Pessoas com autismo leve podem ter um relacionamento amoroso, se casar, ter uma família e filhos. Nos casos leves de autismo o comprometimento ocorre apenas em um segmento, com preservação das demais áreas do desenvolvimento. A vida segue o seu rumo de modo muito próximo ao normal. Os déficits, quando presentes, são de intensidade mínima e geralmente não chegam a comprometer a vida do casal. Apesar de o autismo poder prejudicar o reconhecimento das emoções, as pessoas autistas sentem e experimentam as suas emoções como qualquer um, o que difere é o modo como cada autista vai expressar as suas emoções.

Se houver alguma dificuldade, é comum que a família preste o suporte necessário. Vale lembrar que pais e familiares também precisam de suporte e orientação adequados. Sabidamente, a maioria dos autistas se casam mediante a aprovação dos pais e recebem deles toda a ajuda necessária.

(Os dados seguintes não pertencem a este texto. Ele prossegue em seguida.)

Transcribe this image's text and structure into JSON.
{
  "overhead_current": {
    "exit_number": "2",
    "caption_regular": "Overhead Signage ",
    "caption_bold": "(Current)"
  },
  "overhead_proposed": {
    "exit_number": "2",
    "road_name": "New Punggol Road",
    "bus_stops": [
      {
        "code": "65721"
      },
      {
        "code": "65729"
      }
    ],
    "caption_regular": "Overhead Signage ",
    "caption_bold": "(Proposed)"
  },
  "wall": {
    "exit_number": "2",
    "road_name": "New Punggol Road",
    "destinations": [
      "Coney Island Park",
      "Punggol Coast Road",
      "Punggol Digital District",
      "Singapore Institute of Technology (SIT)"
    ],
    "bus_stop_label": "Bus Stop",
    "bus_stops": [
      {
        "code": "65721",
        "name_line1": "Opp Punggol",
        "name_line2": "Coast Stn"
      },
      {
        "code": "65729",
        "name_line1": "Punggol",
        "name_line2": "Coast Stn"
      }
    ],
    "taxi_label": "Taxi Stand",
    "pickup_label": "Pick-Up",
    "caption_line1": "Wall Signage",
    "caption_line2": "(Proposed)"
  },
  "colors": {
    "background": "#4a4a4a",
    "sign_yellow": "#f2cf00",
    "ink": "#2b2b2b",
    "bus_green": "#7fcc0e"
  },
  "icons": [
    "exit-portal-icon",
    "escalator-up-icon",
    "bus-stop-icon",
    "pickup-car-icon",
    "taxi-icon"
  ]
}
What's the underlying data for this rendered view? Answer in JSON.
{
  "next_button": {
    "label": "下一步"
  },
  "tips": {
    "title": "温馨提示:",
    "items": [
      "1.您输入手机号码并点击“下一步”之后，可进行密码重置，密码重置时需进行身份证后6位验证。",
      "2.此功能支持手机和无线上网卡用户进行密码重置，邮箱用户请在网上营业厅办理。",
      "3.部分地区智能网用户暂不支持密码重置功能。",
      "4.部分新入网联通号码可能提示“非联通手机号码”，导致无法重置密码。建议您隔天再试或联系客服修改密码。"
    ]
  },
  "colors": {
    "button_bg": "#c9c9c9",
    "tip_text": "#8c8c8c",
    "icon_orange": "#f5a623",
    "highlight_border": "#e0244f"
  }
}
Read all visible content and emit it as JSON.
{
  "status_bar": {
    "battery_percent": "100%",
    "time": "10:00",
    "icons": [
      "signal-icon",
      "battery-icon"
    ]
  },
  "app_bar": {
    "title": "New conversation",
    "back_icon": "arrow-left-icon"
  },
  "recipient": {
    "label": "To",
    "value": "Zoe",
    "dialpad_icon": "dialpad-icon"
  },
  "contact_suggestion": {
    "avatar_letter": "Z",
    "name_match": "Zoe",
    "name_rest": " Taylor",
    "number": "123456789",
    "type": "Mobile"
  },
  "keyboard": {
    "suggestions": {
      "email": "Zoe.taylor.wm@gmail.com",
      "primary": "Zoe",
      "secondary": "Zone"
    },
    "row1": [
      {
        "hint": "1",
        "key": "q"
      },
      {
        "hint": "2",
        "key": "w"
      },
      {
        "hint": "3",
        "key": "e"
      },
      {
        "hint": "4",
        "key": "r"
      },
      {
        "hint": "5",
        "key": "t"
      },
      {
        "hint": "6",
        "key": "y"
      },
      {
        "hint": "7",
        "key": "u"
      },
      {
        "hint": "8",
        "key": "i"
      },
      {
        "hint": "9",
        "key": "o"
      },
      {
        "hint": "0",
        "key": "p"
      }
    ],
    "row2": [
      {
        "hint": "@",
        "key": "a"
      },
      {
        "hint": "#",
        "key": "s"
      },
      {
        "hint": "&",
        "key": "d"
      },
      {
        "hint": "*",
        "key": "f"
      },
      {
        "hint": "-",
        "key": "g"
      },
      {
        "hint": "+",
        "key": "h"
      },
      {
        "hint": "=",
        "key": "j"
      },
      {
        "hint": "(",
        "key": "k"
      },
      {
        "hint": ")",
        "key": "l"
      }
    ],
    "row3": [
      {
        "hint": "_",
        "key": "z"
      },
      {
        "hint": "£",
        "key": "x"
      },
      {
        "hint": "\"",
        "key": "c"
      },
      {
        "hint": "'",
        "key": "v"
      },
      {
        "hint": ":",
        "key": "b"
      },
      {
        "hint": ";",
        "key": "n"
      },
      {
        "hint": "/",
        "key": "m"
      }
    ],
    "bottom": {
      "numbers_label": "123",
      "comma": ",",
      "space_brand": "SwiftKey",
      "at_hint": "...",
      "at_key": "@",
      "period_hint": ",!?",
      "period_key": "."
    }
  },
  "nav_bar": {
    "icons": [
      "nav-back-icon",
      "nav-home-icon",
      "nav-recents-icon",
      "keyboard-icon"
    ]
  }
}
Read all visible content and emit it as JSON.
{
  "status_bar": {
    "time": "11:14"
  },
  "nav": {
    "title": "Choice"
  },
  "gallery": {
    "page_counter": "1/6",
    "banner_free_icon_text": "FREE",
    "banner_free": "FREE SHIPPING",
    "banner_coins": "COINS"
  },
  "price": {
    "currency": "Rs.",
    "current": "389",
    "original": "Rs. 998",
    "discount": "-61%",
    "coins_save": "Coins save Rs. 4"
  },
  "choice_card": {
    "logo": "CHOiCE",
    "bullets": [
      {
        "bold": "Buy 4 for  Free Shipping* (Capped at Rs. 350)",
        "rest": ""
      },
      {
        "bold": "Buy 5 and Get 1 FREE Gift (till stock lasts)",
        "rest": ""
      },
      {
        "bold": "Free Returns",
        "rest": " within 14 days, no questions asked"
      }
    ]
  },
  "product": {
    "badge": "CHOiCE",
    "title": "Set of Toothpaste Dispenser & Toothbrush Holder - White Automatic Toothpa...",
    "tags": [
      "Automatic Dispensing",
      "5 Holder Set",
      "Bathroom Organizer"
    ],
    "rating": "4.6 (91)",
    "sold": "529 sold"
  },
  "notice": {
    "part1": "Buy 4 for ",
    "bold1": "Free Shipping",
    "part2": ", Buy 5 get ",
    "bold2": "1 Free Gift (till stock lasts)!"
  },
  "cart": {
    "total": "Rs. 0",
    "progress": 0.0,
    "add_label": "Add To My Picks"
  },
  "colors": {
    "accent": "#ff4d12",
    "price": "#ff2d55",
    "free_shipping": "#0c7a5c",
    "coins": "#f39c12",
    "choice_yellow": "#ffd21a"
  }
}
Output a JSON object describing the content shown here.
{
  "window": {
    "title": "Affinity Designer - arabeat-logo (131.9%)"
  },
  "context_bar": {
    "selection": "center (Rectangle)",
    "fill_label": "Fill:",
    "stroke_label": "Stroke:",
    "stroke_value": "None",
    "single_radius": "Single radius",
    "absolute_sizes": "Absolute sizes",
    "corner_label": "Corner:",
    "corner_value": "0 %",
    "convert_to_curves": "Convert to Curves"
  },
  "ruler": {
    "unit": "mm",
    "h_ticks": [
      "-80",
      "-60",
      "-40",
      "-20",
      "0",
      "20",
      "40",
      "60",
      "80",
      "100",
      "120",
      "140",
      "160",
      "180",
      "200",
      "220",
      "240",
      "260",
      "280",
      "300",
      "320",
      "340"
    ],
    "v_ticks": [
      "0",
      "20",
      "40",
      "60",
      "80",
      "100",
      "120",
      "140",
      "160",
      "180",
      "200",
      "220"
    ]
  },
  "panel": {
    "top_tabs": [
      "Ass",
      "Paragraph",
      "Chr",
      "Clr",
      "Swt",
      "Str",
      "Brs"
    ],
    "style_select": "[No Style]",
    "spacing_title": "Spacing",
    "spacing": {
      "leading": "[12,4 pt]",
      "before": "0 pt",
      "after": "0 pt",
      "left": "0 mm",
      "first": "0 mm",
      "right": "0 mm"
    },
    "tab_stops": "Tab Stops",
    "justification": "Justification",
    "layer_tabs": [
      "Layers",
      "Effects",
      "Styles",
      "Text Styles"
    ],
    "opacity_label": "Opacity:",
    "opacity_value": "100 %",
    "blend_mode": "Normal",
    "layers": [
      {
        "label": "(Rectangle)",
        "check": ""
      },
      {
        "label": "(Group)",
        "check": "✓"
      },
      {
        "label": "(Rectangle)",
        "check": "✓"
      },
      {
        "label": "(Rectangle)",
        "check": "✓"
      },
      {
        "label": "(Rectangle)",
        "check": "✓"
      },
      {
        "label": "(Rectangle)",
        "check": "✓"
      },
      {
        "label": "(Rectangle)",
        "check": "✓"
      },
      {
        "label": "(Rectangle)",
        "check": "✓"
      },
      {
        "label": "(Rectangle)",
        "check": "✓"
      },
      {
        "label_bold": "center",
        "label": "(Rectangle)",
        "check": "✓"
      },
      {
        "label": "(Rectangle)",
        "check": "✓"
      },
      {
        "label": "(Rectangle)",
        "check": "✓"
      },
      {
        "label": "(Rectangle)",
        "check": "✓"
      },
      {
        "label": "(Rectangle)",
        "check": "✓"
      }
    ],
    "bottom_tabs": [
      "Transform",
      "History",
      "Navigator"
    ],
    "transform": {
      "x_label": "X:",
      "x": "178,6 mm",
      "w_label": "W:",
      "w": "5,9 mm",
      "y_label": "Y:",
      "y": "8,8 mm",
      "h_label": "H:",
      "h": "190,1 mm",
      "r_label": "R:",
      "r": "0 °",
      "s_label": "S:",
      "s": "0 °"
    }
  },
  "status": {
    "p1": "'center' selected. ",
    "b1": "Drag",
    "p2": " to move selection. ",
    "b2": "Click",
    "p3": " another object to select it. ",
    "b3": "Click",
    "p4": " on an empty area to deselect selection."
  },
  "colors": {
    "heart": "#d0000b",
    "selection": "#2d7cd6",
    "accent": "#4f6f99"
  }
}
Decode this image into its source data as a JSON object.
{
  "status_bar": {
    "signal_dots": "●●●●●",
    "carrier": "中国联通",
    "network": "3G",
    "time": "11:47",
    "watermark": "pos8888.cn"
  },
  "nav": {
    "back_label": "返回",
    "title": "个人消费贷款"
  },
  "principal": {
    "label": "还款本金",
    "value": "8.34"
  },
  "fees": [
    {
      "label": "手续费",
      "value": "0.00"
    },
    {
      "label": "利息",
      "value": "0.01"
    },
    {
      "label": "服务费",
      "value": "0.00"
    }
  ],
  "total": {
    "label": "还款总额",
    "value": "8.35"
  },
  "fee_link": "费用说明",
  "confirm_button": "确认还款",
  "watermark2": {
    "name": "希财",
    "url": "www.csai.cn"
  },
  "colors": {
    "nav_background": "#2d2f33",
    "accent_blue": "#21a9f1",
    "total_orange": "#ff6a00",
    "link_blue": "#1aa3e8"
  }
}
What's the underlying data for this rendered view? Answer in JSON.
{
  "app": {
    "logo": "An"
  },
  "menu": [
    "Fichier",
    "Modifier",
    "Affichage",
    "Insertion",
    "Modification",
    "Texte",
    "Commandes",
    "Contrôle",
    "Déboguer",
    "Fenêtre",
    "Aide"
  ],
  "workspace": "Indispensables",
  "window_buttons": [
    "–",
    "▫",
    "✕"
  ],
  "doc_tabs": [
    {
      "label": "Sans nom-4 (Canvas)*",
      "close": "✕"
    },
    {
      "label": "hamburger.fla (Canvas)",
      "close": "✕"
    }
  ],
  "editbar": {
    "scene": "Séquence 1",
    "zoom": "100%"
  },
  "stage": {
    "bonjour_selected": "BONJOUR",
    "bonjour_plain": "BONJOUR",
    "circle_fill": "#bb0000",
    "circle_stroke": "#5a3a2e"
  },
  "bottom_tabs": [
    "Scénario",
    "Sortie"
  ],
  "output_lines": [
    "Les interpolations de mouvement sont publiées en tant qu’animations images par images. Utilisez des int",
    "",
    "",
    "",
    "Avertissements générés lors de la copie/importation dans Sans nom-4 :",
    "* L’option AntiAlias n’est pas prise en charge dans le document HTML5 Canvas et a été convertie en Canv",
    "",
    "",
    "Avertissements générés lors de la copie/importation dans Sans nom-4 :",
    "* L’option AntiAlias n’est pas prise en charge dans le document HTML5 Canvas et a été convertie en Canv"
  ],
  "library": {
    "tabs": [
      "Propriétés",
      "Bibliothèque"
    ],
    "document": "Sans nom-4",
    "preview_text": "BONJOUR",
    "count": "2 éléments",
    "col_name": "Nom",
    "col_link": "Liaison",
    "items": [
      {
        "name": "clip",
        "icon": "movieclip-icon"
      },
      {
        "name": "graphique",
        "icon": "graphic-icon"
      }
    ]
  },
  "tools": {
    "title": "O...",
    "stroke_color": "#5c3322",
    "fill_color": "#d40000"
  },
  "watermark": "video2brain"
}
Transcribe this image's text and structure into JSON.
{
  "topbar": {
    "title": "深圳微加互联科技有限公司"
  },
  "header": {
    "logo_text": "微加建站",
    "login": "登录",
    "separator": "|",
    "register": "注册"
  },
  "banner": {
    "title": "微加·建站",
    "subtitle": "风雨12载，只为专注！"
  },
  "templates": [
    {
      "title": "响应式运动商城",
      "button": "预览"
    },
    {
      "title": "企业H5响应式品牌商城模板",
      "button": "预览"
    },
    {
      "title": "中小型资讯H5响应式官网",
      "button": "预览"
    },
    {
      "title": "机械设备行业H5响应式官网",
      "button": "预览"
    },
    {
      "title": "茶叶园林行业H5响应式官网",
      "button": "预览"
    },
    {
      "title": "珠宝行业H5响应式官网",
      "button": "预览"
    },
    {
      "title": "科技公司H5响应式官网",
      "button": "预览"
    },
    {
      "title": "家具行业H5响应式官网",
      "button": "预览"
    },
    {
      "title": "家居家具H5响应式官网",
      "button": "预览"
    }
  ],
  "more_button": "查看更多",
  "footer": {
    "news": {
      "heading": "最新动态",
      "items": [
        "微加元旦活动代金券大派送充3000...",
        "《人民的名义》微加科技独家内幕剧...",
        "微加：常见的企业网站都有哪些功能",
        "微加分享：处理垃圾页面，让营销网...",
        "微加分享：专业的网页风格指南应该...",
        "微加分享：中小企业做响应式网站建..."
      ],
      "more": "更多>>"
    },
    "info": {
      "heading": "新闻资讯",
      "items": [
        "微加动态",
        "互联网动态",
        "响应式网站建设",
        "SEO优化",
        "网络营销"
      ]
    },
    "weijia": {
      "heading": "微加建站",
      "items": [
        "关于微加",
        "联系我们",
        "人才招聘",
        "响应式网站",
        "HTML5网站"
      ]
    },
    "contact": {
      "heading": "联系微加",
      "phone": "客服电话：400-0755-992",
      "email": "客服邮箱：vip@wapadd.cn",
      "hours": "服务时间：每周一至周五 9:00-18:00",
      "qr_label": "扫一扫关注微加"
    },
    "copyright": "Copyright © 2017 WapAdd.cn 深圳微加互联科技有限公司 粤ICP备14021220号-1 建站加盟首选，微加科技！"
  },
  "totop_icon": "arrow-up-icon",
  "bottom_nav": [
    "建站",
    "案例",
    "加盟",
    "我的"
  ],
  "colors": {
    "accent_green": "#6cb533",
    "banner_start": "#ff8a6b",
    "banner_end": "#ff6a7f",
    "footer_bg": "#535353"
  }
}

Em geral, pessoas com autismo que optam por estabelecer um vínculo afetivo duradouro com outra pessoa apresentam um grau satisfatório de independência emocional e foram bem orientadas desde a infância. Muitos pré-adolescentes com autismo manifestam interesse saudável por questões relativas a sexo, sexualidade, hormônios, e outros. É importante que todas as explicações sejam dadas sobre os temas afins, como namoro, casamento, família, filhos, o que significa ter um filho, as implicações (em termos afetivos, de custo, de tempo) que um filho gera na vida de um casal, o momento mais adequado para ter um filho, aleitamento, mudanças no corpo, e outros.

Todo o conhecimento adquirido vai se converter em mais amadurecimento e autoestima. O amadurecimento emocional e cognitivo são indispensáveis para que um relacionamento perdure. Mas pode acontecer que alguns autistas, ainda que de tipo leve, se queixem de alguma dificuldade para iniciar uma paquera, seja pela dificuldade social que apresentam ou porque o "flerte" envolve um grau de flexibilidade de postura. É o momento da conquista, do jogo de sedução, do sorriso maroto, da piscada de olhos ou até de um simples movimento com a cabeça. Isso pode acontecer com todos nós e principalmente na pessoa com autismo, cuja mente é mais literal e concreta, mas eles acabam dando o seu jeito e superando o problema.